In the exhibition Time Matter Remains Anna Rún Tryggvadóttir exhibits two strands of work that are combined within an installation. Three works of watercolour, and three sculptures are installed in the space. The subject of these different series is magnetism.

The sculptural installation is titled “transmission” and is an analogy for the correlation between substance matter that might seem unconnected. The natural world is a hugely complex network of interwoven forces whose representation is sometimes beyond our senses and our understanding. These incredibly complex networks and correlations are the building blocks of the sustainability of life on the planet. The sculptures are a testament of one such force; Earth's geomagnetism. A force in constant flux, earth's geomagnetic function undergoes magnetic pole reversal regularly. When magma rises to the surface of the earth and cools down it records the magnetic direction of the current time. The installation bears witness to this force, the magnetic needles hanging above the rocks point in the polar magnetic direction of the time that this particular rock was formed.

The Rock pointing the magnetic needle North comes from Skálafell on Hellisheiði and is roughly 0.8 million years old.
The rock pointing the magnetic needle South comes from Korpuósar in Grafarvogur and is roughly 2 million years old.
The Rock pointing the magnetic needle West comes from Skálamælifell on the Reykjanes Peninsula. The rock is roughly 92.000 years old. It was formed under a magnetic polar abnormality of the planet known as the Skálamælifell Excursion. During which the magnetic poles were located around the equator.

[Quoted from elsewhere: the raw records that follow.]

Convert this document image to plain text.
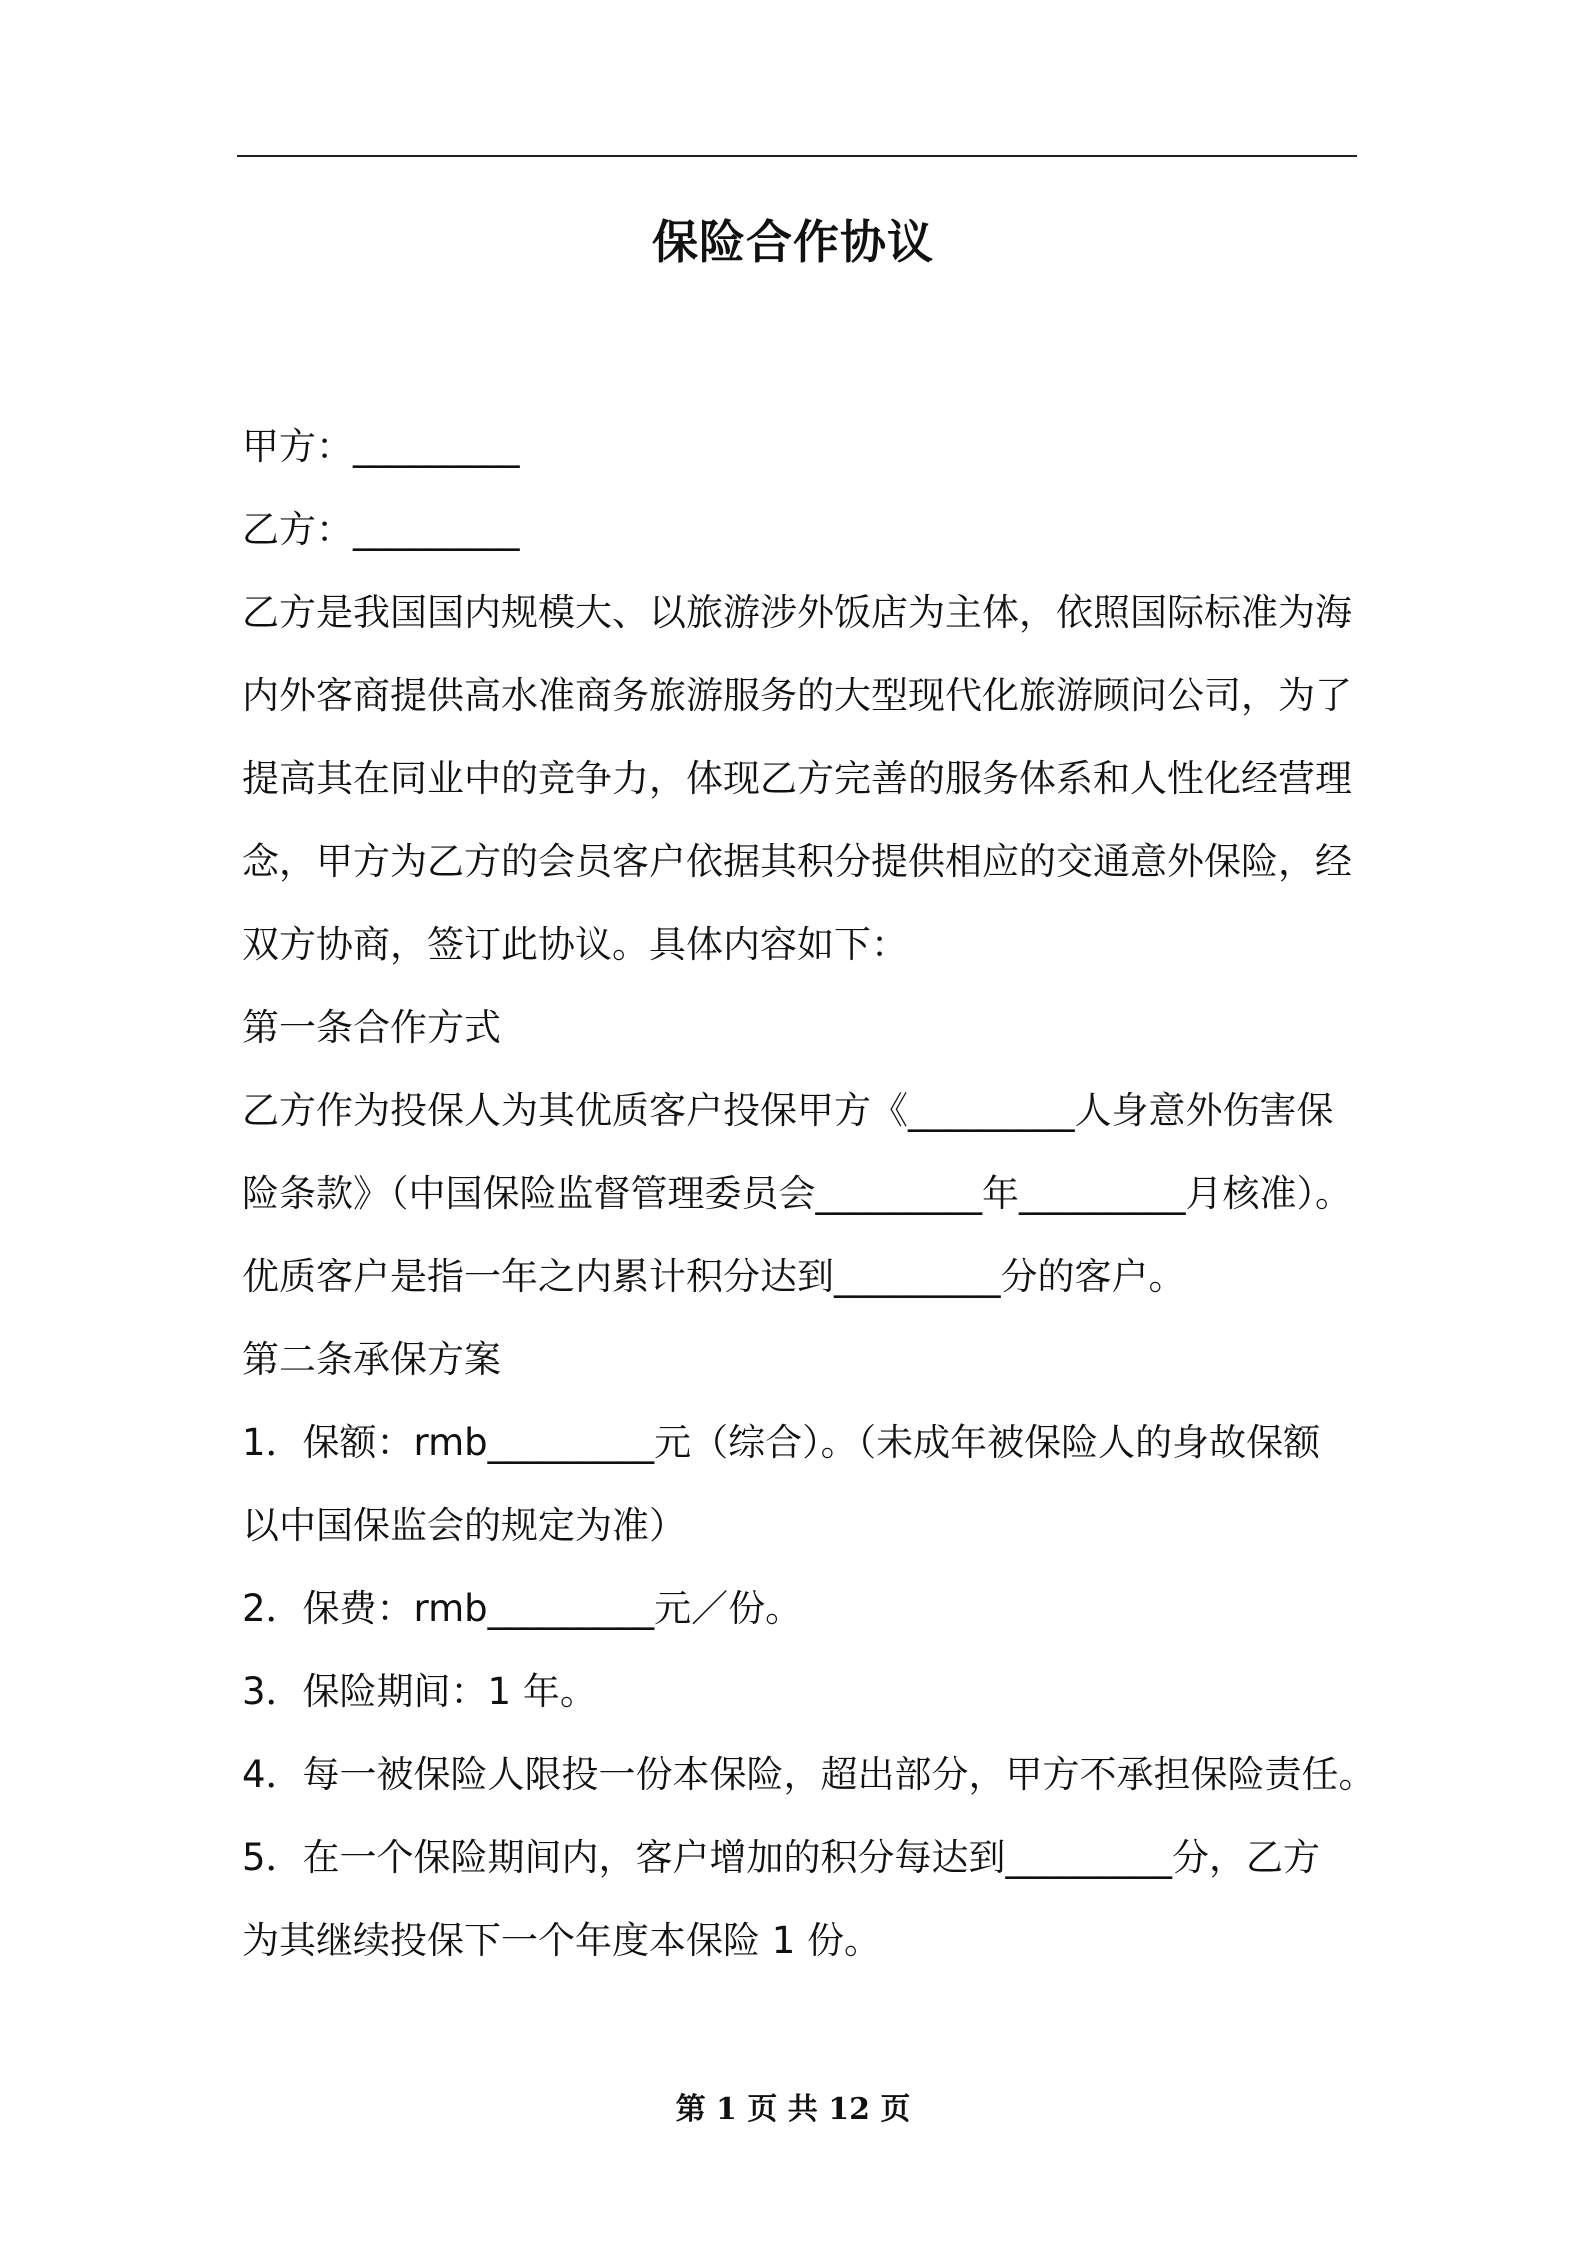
保险合作协议
甲方：_________
乙方：_________
乙方是我国国内规模大、以旅游涉外饭店为主体，依照国际标准为海
内外客商提供高水准商务旅游服务的大型现代化旅游顾问公司，为了
提高其在同业中的竞争力，体现乙方完善的服务体系和人性化经营理
念，甲方为乙方的会员客户依据其积分提供相应的交通意外保险，经
双方协商，签订此协议。具体内容如下：
第一条合作方式
乙方作为投保人为其优质客户投保甲方《_________人身意外伤害保
险条款》（中国保险监督管理委员会_________年_________月核准）。
优质客户是指一年之内累计积分达到_________分的客户。
第二条承保方案
1．保额：rmb_________元（综合）。（未成年被保险人的身故保额
以中国保监会的规定为准）
2．保费：rmb_________元／份。
3．保险期间：1 年。
4．每一被保险人限投一份本保险，超出部分，甲方不承担保险责任。
5．在一个保险期间内，客户增加的积分每达到_________分，乙方
为其继续投保下一个年度本保险 1 份。
第 1 页 共 12 页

Anna Run watercolor works titled “Nonsystemic Mapmaking” are documentations of a process where materials were guided into a causal relationship with the foundational forces of magnetism and gravity. In these series Anna Rún works with different pigments, one in particular which originates from the mineral world and is highly magnetic in function. Magnetism therefore influences the movement of the pigments on the paper while gravity affects how the paper reacts to fluid. By allowing such foundational forces to affect the materials the works become a record or representations of these intricate interactions and relationships.

Artist Bio

In her continued work with material performances the artist devises technologically driven systems that facilitate and explore kinetic and cyclical behaviour of natural elements. Chosen materials are located in a perpetual movement or forced into a collaborative gesture with one another. Without a fixed outcome, the process ‘the work’ is never fully predictable or under control. The work engages in a feminist perspective of vulnerability, focusing on processes rather than an end result. Speaking for physical, emotional and material spaces that are somehow in between, undefined, or against a monumental or even singular outcome. She addresses the politics of materials by playing with their properties and agency within a constructed situation. The artist is exploring these points of intersections as metaphors for the constituents of our lives, our connection to nature and the space between nature and the humanly constructed.